For example, on January 28, 2011, David Hamedany, 55, of Glendale, CA, the former director of construction for HuntingtonMemorial Hospital in Pasadena, CA was indicted on 12 counts of mail fraud, each count of which carried a maximum statutory penalty of 20 years in federal prison. In May 2011, Hamedany pleaded guilty to two counts of mail fraud.
Okay, let's just stop here for a moment.
I don't know about you but when I hear about a crime involving a hospital it tends to get me worked up. I mean, c'mon, when we're talking about hospitals, we're talking about sick patients, families in distress, the most vulnerable moments in many of our lives. And this venue is deemed an opportunity by some con artist to make a quick buck?
Getting back to Mr. Hamedany, what misdeeds did this hospital officer do? According the federal prosecutors, he orchestrated a kickback scheme in which Huntington Memorial Hospital paid companies for work that was never done. And you wondered why they were charging you $45 for a bandage and $15 for a bowl of lousy green Jell0?
The 90% Solution
It seems that from 2006 through 2010, Hamedany was the director of construction for Huntington Memorial Hospital. That should have been enough of a career achievement and accolade for most - apparently, not so for Hamedany.
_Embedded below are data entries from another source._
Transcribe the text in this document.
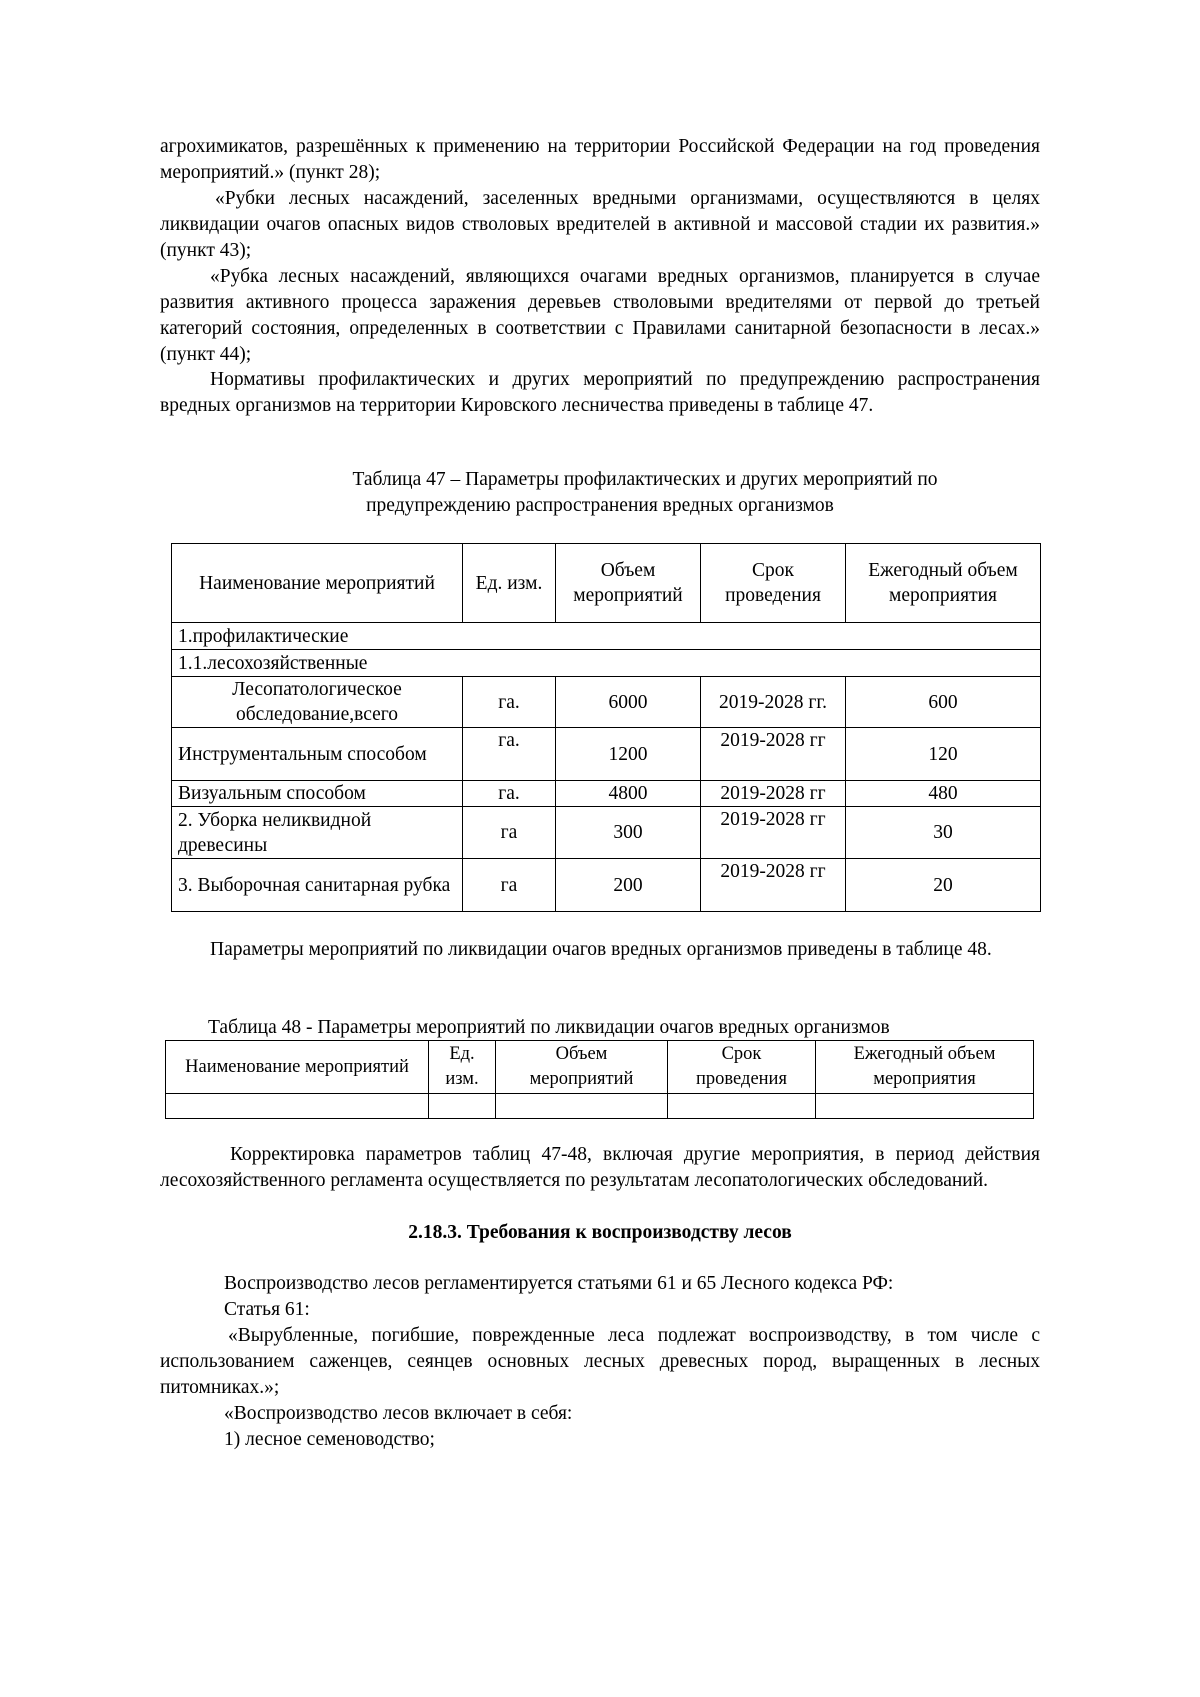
агрохимикатов, разрешённых к применению на территории Российской Федерации на год проведения мероприятий.» (пункт 28);

«Рубки лесных насаждений, заселенных вредными организмами, осуществляются в целях ликвидации очагов опасных видов стволовых вредителей в активной и массовой стадии их развития.» (пункт 43);

«Рубка лесных насаждений, являющихся очагами вредных организмов, планируется в случае развития активного процесса заражения деревьев стволовыми вредителями от первой до третьей категорий состояния, определенных в соответствии с Правилами санитарной безопасности в лесах.» (пункт 44);

Нормативы профилактических и других мероприятий по предупреждению распространения вредных организмов на территории Кировского лесничества приведены в таблице 47.

Таблица 47 – Параметры профилактических и других мероприятий по

предупреждению распространения вредных организмов

Наименование мероприятий	Ед. изм.	Объем мероприятий	Срок проведения	Ежегодный объем мероприятия
1.профилактические				
1.1.лесохозяйственные				
Лесопатологическое обследование,всего	га.	6000	2019-2028 гг.	600
Инструментальным способом	га.	1200	2019-2028 гг	120
Визуальным способом	га.	4800	2019-2028 гг	480
2. Уборка неликвидной древесины	га	300	2019-2028 гг	30
3. Выборочная санитарная рубка	га	200	2019-2028 гг	20

Параметры мероприятий по ликвидации очагов вредных организмов приведены в таблице 48.

Таблица 48 - Параметры мероприятий по ликвидации очагов вредных организмов

Наименование мероприятий	Ед. изм.	Объем мероприятий	Срок проведения	Ежегодный объем мероприятия

Корректировка параметров таблиц 47-48, включая другие мероприятия, в период действия лесохозяйственного регламента осуществляется по результатам лесопатологических обследований.

2.18.3. Требования к воспроизводству лесов

Воспроизводство лесов регламентируется статьями 61 и 65 Лесного кодекса РФ:

Статья 61:

«Вырубленные, погибшие, поврежденные леса подлежат воспроизводству, в том числе с использованием саженцев, сеянцев основных лесных древесных пород, выращенных в лесных питомниках.»;

«Воспроизводство лесов включает в себя:

1) лесное семеноводство;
Starting in 2008, he orchestrated a billing and kickback scheme whereby the hospital paid over $3.8 million to three Northern California companies that performed no work at all for the hospital. What these companies did was kick back 90% of the paid fees to entities controlled by Hamedany or his relative, which netted him about $3 million.
I'd like to maintain some composure here but, for godsakes, 90%? Greed is one thing. Ripping off a facility that provides services to the sick is another thing. But, wow, what kind of pig would demand a 90% kick back?
It seems that Hamedany earned his 90% vig by offering inflated contracts to the companies performing services for the hospital. Of course, it takes two to tango and the conspiratorial service providers were apparently all too happy to agree to over bill for their services as a way to cover the cost of Hamedany's kick back. It was a sweet deal for Hamedany and his coterie of providers - but not so sweet for the hospital which incurred some $4.8 million in overcharges when all was said and done.
On January 17, 2012, Hamedany was sentenced in federal court in the Central District of California to three years in federal prison and ordered to pay $4.8 million in restitution.In addition to his prison sentence and multi-million dollar restitution, Hamedany transferred ownership of his personal residence to Huntington Hospital as partial restitution, and has also agreed to relinquish claims to vehicles and approximately $500,000 seized last year from a bank account last year.
Bill Singer's Comment
The once quaint notion that hospitals are beneficent charitable organizations doling out sympathy and medical care is a fallacy. Today, medical care is business - big business. Look at publicly traded companies such as HCA, Humana, Lifepoint, Community Health Systems, Tenet, or others, and you will see little that looks like a non-profit charity.
When hospitals are faced with increased costs, the response is often lay-offs of health care staff or increased charges to patients. Fraudulently paying $10 for something easily available for $1 causes negative reverberations throughout the medical industry. It inhibits robust competition among vendors seeking to do business with the hospital if they know whose palm to grease with a wad of cash. The damage caused by cases such as Hamedany is that at the bottom of this pile of graft and corruption, those most vulnerable, the chronically ill and their families, suffer through reduced services and higher charges.